Just track the hardware. A couple of days of normal usage and should be able to assign a 99% probability on you being the owner of that phone.

  • eptcyka 2 hours ago

    You should never turn on your burner in a place where you use your regular phone, duh.

    • SoftTalker 14 minutes ago

      Even using it in the same city, would only require time and maybe a bit more correlation to identify an individual.

Phelinofist an hour ago

How does GrapheneOS help in that?

  • kelnos 17 minutes ago

    It doesn't specifically help with obtaining a SIM without presenting ID, but it does help make it easier to avoid later leaking your true identity to Google/Apple/etc. once you start using the phone.

4gotunameagain 3 days ago

> which means burners do not really exist in those places.

This is very wrong. In Germany you can go to any shady kiosk in a big city and buy a pre activated SIM card invariably registered to some Arabic or Pakistani name.

You can buy it in cash.
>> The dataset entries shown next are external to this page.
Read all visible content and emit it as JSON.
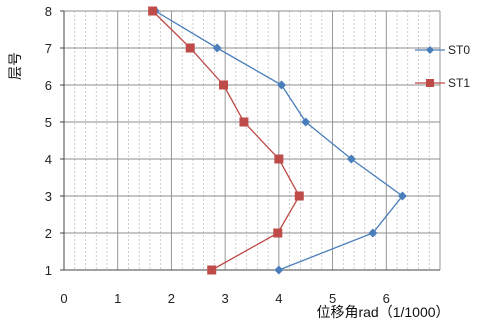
{
  "chart_data": {
    "type": "line",
    "title": "",
    "xlabel": "位移角rad（1/1000）",
    "ylabel": "层号",
    "xlim": [
      0,
      7
    ],
    "ylim": [
      1,
      8
    ],
    "x_ticks": [
      "0",
      "1",
      "2",
      "3",
      "4",
      "5",
      "6"
    ],
    "y_ticks": [
      "1",
      "2",
      "3",
      "4",
      "5",
      "6",
      "7",
      "8"
    ],
    "grid": true,
    "legend": "right",
    "series": [
      {
        "name": "ST0",
        "color": "#4a7ebb",
        "marker": "diamond",
        "points": [
          {
            "x": 4.0,
            "y": 1
          },
          {
            "x": 5.75,
            "y": 2
          },
          {
            "x": 6.3,
            "y": 3
          },
          {
            "x": 5.35,
            "y": 4
          },
          {
            "x": 4.5,
            "y": 5
          },
          {
            "x": 4.05,
            "y": 6
          },
          {
            "x": 2.85,
            "y": 7
          },
          {
            "x": 1.7,
            "y": 8
          }
        ]
      },
      {
        "name": "ST1",
        "color": "#be4b48",
        "marker": "square",
        "points": [
          {
            "x": 2.75,
            "y": 1
          },
          {
            "x": 3.98,
            "y": 2
          },
          {
            "x": 4.38,
            "y": 3
          },
          {
            "x": 4.0,
            "y": 4
          },
          {
            "x": 3.35,
            "y": 5
          },
          {
            "x": 2.97,
            "y": 6
          },
          {
            "x": 2.35,
            "y": 7
          },
          {
            "x": 1.65,
            "y": 8
          }
        ]
      }
    ]
  }
}
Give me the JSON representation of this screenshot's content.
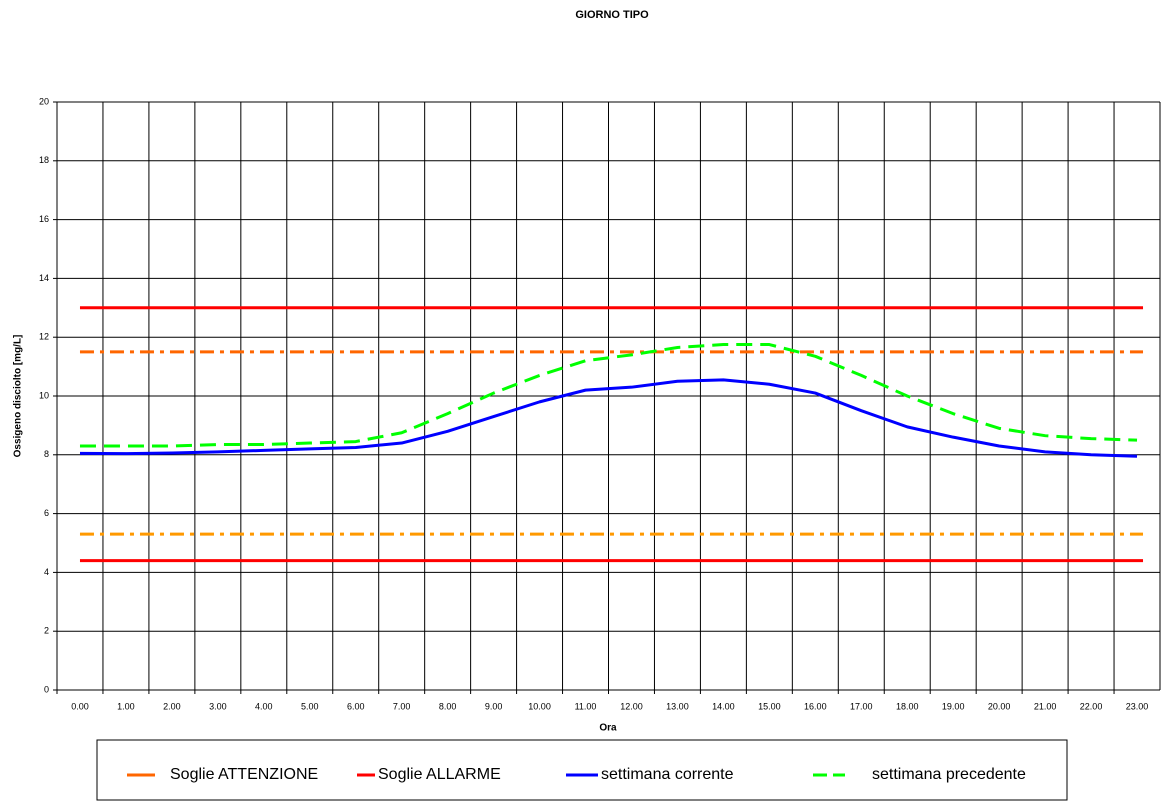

Completely untraceable if you take care of CCTV.

  • breppp an hour ago

    Going to buy a prepaid SIM registered under an arabic name in europe is probably the safest way of getting traced by a government

  • cedws 2 days ago

    IMEI + cell tower triangulation easily makes it traceable. If the authorities want to find you, they can.

    • lazide a day ago

      Once they know to look for you, sure, which is why you use a disposable phone and actually dispose of it before anyone has a reason to look for that specific one. That’s literally the whole point.

      They might go an ask Achmed some hard questions later, but he’s long since left the country and never met you anyway.

hopelite 2 hours ago

Seems like an excellent business model for the homeless.